NADES extraction, UHPLC-ELSD-based quantification, and network pharmacology-guided target identification of fourteen specialised metabolites from Trillium govanianum Wall. ex D.Don

Phytochem Anal. 2024 Apr 24. doi: 10.1002/pca.3357. Online ahead of print.

Authors

Prithvi Pal Singh^{1

2}, Anmol^{1

2}, Patil Shivprasad Suresh¹, Upendra Sharma^{1

2}

Affiliations

¹ C-H Activation and Phytochemistry Lab, Chemical Technology Division, CSIR-Institute of Himalayan Bioresource Technology, Palampur, India.
² Academy of Scientific and Innovative Research (AcSIR), Ghaziabad, India.

PMID: 38659229
DOI: 10.1002/pca.3357

Abstract

Introduction: Trillium govanianum Wall. ex D.Don is a folk medicinal herb rich in structurally diverse steroidal saponins. The annual demand for this herb in India is about 200-500 metric tons, highlighting the need for a thorough quality assessment.

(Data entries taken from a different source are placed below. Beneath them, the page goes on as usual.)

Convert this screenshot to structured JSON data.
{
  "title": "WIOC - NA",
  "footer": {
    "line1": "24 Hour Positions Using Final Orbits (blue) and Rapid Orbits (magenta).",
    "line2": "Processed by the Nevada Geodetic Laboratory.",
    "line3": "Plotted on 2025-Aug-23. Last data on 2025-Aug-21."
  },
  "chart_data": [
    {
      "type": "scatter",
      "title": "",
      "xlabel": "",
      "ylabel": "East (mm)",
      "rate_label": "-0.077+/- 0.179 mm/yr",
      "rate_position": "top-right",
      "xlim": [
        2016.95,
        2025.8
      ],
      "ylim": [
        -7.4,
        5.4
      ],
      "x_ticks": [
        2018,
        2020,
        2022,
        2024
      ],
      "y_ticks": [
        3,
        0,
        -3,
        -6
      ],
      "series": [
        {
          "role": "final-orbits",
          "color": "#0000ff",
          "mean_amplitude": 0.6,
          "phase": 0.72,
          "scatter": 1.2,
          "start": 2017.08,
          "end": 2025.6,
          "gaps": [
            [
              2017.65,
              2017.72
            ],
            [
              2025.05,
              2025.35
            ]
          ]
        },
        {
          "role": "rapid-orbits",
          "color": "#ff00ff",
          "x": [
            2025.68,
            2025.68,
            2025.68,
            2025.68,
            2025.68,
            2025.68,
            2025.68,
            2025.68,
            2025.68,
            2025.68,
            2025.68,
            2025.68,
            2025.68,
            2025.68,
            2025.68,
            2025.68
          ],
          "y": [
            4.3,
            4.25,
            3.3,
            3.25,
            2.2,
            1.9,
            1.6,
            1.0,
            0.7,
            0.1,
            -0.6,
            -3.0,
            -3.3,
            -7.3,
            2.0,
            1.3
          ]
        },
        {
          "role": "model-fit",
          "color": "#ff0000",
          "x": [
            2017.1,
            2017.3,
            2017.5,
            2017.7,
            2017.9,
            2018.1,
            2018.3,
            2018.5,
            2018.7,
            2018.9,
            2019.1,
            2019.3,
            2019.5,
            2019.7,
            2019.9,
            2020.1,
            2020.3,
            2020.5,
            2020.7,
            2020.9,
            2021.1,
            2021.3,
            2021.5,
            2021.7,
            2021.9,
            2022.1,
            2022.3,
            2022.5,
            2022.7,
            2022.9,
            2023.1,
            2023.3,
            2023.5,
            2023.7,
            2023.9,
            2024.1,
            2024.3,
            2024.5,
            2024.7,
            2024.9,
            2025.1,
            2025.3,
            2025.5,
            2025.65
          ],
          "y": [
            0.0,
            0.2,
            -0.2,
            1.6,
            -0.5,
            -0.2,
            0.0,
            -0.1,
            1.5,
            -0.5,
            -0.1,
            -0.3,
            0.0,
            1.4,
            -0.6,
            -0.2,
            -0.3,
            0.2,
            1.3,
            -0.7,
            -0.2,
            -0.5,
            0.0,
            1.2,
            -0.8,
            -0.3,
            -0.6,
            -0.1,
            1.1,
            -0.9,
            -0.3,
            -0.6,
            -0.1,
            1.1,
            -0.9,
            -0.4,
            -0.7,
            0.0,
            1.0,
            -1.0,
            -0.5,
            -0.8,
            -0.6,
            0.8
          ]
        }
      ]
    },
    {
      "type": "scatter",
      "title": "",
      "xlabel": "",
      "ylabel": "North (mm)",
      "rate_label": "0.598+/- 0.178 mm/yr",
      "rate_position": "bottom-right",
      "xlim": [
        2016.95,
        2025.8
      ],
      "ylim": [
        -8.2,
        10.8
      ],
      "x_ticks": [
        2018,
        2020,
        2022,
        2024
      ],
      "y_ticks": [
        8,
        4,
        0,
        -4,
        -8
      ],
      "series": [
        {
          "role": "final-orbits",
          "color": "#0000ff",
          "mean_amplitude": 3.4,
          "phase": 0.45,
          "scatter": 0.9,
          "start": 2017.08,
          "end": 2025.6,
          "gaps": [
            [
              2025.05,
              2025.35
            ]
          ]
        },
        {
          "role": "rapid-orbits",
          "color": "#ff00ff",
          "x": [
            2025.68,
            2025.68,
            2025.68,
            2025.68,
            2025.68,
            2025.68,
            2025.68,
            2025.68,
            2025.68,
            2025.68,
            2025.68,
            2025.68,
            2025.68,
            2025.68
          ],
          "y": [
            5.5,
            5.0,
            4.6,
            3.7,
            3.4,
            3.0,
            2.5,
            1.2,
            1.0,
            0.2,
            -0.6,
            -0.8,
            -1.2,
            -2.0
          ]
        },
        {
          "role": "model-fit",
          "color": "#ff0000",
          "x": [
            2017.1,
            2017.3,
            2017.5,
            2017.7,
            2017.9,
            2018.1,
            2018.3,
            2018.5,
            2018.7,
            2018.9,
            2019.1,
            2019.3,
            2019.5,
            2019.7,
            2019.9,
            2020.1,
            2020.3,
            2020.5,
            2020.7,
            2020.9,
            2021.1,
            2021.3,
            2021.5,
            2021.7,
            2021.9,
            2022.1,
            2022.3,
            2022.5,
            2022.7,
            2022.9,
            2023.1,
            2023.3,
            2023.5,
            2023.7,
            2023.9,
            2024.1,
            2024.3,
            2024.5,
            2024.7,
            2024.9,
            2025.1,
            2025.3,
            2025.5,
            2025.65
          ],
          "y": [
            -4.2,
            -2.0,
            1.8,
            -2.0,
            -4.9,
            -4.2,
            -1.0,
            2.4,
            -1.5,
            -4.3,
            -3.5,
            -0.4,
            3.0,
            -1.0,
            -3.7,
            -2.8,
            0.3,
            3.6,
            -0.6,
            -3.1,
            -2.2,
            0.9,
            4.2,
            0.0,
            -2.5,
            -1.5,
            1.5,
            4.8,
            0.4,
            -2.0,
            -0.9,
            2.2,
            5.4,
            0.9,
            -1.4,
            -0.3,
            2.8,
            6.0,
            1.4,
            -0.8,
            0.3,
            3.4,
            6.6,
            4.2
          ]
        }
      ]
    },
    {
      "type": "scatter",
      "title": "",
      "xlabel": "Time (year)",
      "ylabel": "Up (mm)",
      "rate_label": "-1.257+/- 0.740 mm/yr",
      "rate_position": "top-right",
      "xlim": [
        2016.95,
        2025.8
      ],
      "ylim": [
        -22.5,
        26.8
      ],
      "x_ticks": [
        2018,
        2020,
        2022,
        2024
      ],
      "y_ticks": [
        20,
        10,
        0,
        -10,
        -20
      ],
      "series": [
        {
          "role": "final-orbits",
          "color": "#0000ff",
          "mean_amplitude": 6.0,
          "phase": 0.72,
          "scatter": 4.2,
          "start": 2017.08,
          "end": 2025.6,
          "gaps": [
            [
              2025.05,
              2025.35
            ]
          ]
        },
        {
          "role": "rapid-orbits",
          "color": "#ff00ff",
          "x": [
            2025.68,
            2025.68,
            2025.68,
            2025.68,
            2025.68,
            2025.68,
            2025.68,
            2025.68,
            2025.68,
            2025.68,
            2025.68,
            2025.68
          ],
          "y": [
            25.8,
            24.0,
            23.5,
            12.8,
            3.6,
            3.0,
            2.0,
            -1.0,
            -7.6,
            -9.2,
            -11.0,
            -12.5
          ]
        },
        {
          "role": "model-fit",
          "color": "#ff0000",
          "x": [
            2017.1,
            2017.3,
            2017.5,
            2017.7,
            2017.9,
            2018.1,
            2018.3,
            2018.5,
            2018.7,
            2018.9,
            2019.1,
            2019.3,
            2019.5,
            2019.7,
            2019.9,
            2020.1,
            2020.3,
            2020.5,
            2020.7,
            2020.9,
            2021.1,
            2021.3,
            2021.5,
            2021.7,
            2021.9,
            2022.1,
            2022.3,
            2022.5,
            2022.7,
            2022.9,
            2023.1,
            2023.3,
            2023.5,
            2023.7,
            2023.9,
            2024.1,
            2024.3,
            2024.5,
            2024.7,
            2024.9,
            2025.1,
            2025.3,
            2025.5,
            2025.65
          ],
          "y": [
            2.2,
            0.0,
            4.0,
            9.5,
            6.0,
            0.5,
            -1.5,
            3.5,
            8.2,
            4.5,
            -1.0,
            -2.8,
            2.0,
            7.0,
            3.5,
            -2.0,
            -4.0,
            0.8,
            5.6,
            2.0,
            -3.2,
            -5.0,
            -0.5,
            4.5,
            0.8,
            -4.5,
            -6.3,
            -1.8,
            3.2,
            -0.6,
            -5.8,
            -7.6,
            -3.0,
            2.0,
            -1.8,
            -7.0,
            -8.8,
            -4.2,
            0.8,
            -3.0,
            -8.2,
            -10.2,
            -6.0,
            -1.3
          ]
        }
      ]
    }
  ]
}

Objective: The objective of this study is to develop an easy and reliable ultrahigh-performance liquid chromatography-evaporative light scattering detector (UHPLC-ELSD)-based quality assessment method with 14 specialised metabolites of T. govanianum and identify the potential targets of this herb using network pharmacology.

Material and methods: A UHPLC-ELSD method was developed and validated with 14 markers of T. govanianum. The developed method and natural deep eutectic solvent (NADES)-assisted extraction were utilised for the recovery enhancement study of targeted specialised metabolites from rhizome samples (collected from five geographically distinct areas). In addition, the network pharmacology approach was performed for these 14 markers to predict the plausible biological targets of T. govanianum.

Result: The developed method showed good linearity (r²: 0.940-0.998), limit of detection (LOD) (2.4-9.0 μg), limit of quantification (LOQ) (7.92-29.7 μg), precision (intra-day relative standard deviations [RSDs] 0.77%-1.96% and inter-day RSDs 2.19-4.97%), and accuracy (83.24%-118.90%). NADES sample TG-1* showed the highest recovery (yield: 167.66 ± 4.39 mg/g of dry weight) of total saponin content (TSC) as compared to its hydroethanolic extract (yield: 103.95 ± 5.36 mg/g of dry weight). Sample TG-1* was the most favourable (yield: 167.66 ± 4.39 mg/g) in terms of TSC as compared to other analysed samples (32.68 ± 1.04-88.22 ± 6.79 mg/g). Govanoside D (yield: 3.43-28.06 mg/g), 22β-hydroxyprotodioscin (yield: 3.22-114.79 mg/g), and dioscin (yield: 1.07-20.82 mg/g) were quantified as the major metabolites. Furthermore, network pharmacology analysis of targeted 14 markers indicated that these molecules could be possible therapeutic agents for managing neuralgia, diabetes mellitus, and hyperalgesia.

Conclusion: The current study represents the first report for the simultaneous quantification and a network pharmacology-based analysis of 14 chemical marker compounds isolated from T. govanianum.

Keywords: Trillium govanianum; natural deep eutectic solvents (NADESs); network pharmacology; total saponin content (TSC); ultrahigh‐performance liquid chromatography‐evaporative light scattering detector (UHPLC‐ELSD).